Supreme Court to Consider LGBT Job-Discrimination Cases

US
The U.S. Supreme Court in Washington, D.C., June 11, 2018. (Erin Schaff/Reuters)

In a watershed moment for LGBT-rights advocates, the Supreme Court has agreed to take up three cases involving LGBT individuals who claim they were fired from their jobs because of their sexual orientation or gender identity.

The court will decide whether Title VII of the Civil Rights Act, which bans discrimination by employers based on “sex,” also prohibits discrimination based on the sexual orientation and gender identity of workers. The cases are the first to test the bent of the new, conservative-leaning Court on LGBT issues.

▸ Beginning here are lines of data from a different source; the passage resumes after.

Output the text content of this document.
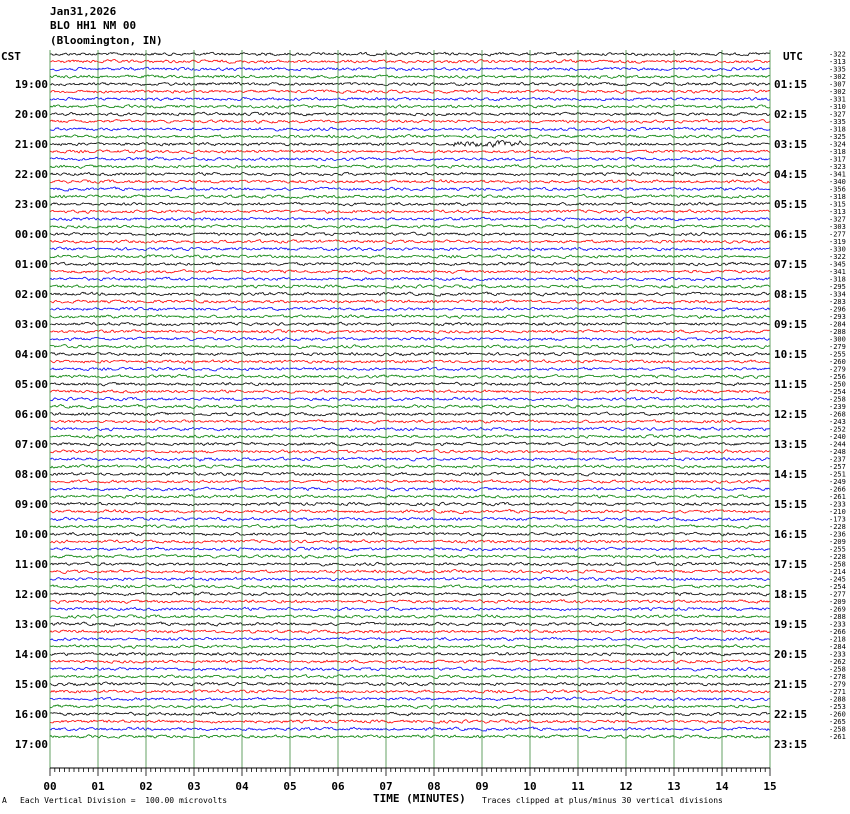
00	01	02	03	04	05	06	07	08	09	10	11	12	13	14	15
19:00
20:00
21:00
22:00
23:00
00:00
01:00
02:00
03:00
04:00
05:00
06:00
07:00
08:00
09:00
10:00
11:00
12:00
13:00
14:00
15:00
16:00
17:00
01:15
02:15
03:15
04:15
05:15
06:15
07:15
08:15
09:15
10:15
11:15
12:15
13:15
14:15
15:15
16:15
17:15
18:15
19:15
20:15
21:15
22:15
23:15
-322
-313
-335
-302
-307
-302
-331
-310
-327
-335
-318
-325
-324
-318
-317
-323
-341
-340
-356
-318
-315
-313
-327
-303
-277
-319
-330
-322
-345
-341
-318
-295
-334
-283
-296
-293
-284
-288
-300
-279
-255
-260
-279
-256
-250
-254
-258
-239
-268
-243
-252
-240
-244
-248
-237
-257
-251
-249
-266
-261
-233
-210
-173
-228
-236
-209
-255
-228
-258
-214
-245
-254
-277
-209
-269
-288
-233
-266
-218
-284
-233
-262
-258
-278
-279
-271
-288
-253
-260
-265
-258
-261
Jan31,2026
BLO HH1 NM 00
(Bloomington, IN)
CST	UTC
TIME (MINUTES)
A Each Vertical Division =  100.00 microvolts	Traces clipped at plus/minus 30 vertical divisions
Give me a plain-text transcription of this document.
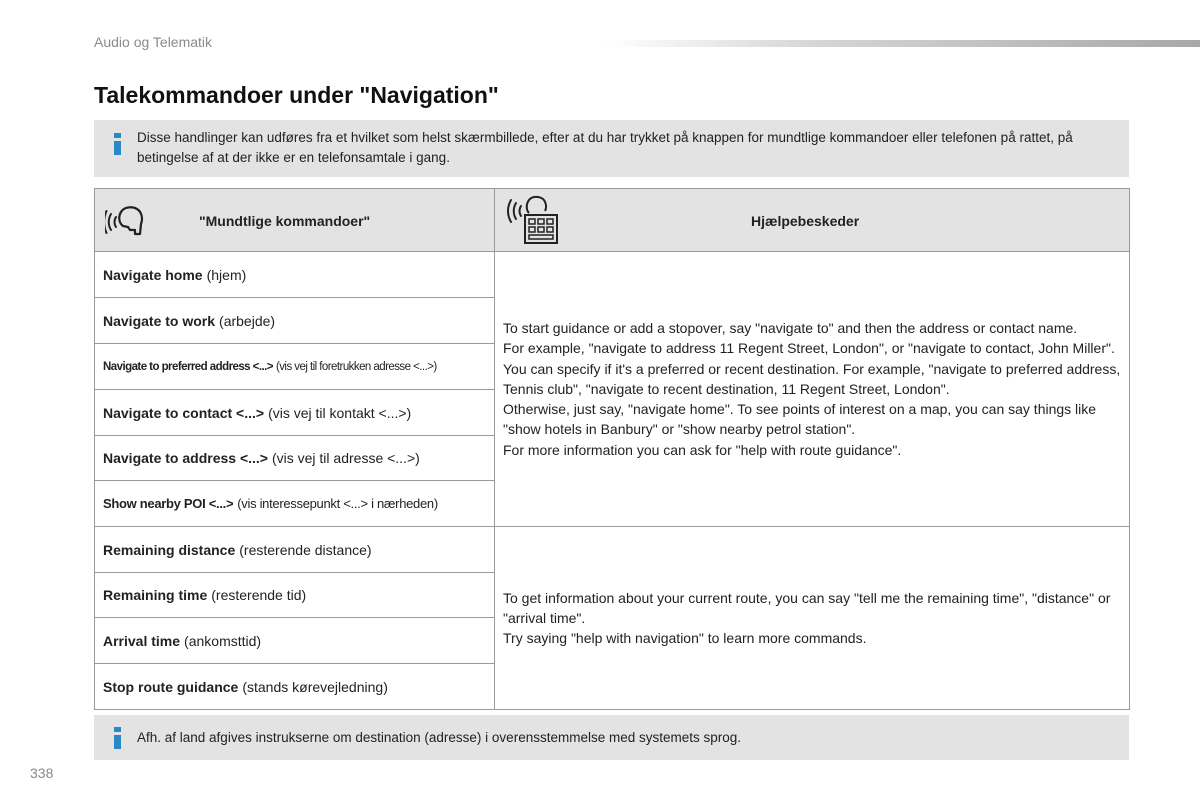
Audio og Telematik
Talekommandoer under "Navigation"
Disse handlinger kan udføres fra et hvilket som helst skærmbillede, efter at du har trykket på knappen for mundtlige kommandoer eller telefonen på rattet, på betingelse af at der ikke er en telefonsamtale i gang.
"Mundtlige kommandoer"	Hjælpebeskeder
Navigate home (hjem)
Navigate to work (arbejde)
Navigate to preferred address <...> (vis vej til foretrukken adresse <...>)
Navigate to contact <...> (vis vej til kontakt <...>)
Navigate to address <...> (vis vej til adresse <...>)
Show nearby POI <...> (vis interessepunkt <...> i nærheden)
Remaining distance (resterende distance)
Remaining time (resterende tid)
Arrival time (ankomsttid)
Stop route guidance (stands kørevejledning)

To start guidance or add a stopover, say "navigate to" and then the address or contact name.
For example, "navigate to address 11 Regent Street, London", or "navigate to contact, John Miller".
You can specify if it's a preferred or recent destination. For example, "navigate to preferred address, Tennis club", "navigate to recent destination, 11 Regent Street, London".
Otherwise, just say, "navigate home". To see points of interest on a map, you can say things like "show hotels in Banbury" or "show nearby petrol station".
For more information you can ask for "help with route guidance".

To get information about your current route, you can say "tell me the remaining time", "distance" or "arrival time".
Try saying "help with navigation" to learn more commands.

Afh. af land afgives instrukserne om destination (adresse) i overensstemmelse med systemets sprog.
338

Many state and local laws already prohibit dismissals based on sexual orientation and gender identity, but about half of American workers are not covered by such legal protections, according to Movement Advancement Project, an LGBT right group.

“The growing legal consensus is that our nation’s civil rights laws do protect LGBTQ people against discrimination under sex nondiscrimination laws,” said Sarah Warbelow, the legal director for the Human Rights Campaign, the country’s most prominent LGBT-advocacy organization. “The Supreme Court has an opportunity to clarify this area of law to ensure protections for LGBTQ people in many important areas of life.”

The Trump administration has previously argued before the Court that the protections of Title VII do not extend to sexual orientation or gender identity.

“There’s definitely a lot at stake here,” James Esseks, an American Civil Liberties Union lawyer who served as counsel for the plaintiffs in the landmark 2015 same-sex-marriage case Obergefell v. Hodgessaid last summer. “Are LGBT people protected from discrimination in a way that most other people in the country are, or are we not?”

Two of the cases the court will deliberate involve employees who say they were fired for being gay.

In Altitude Express, Inc. v. Zarda, skydiving instructor Donald Zarda sued his employer for firing him because of his sexual orientation. Zarda died in an October 2014 base-jumping accident, but his family continued to pursue the case on his behalf.

In Bostock v. Clayton County a child-welfare-services coordinator sued a Georgia county, saying he was fired in 2013 after the county discovered his connection to an LGBT softball league.

In the final case, R.G. & G.R. Harris Funeral Homes v. EEOC and Aimee Stephens, Stephens claimed to have been fired from a funeral-home job after beginning to transition.

The Supreme Court expects to rule on both cases by June 2020.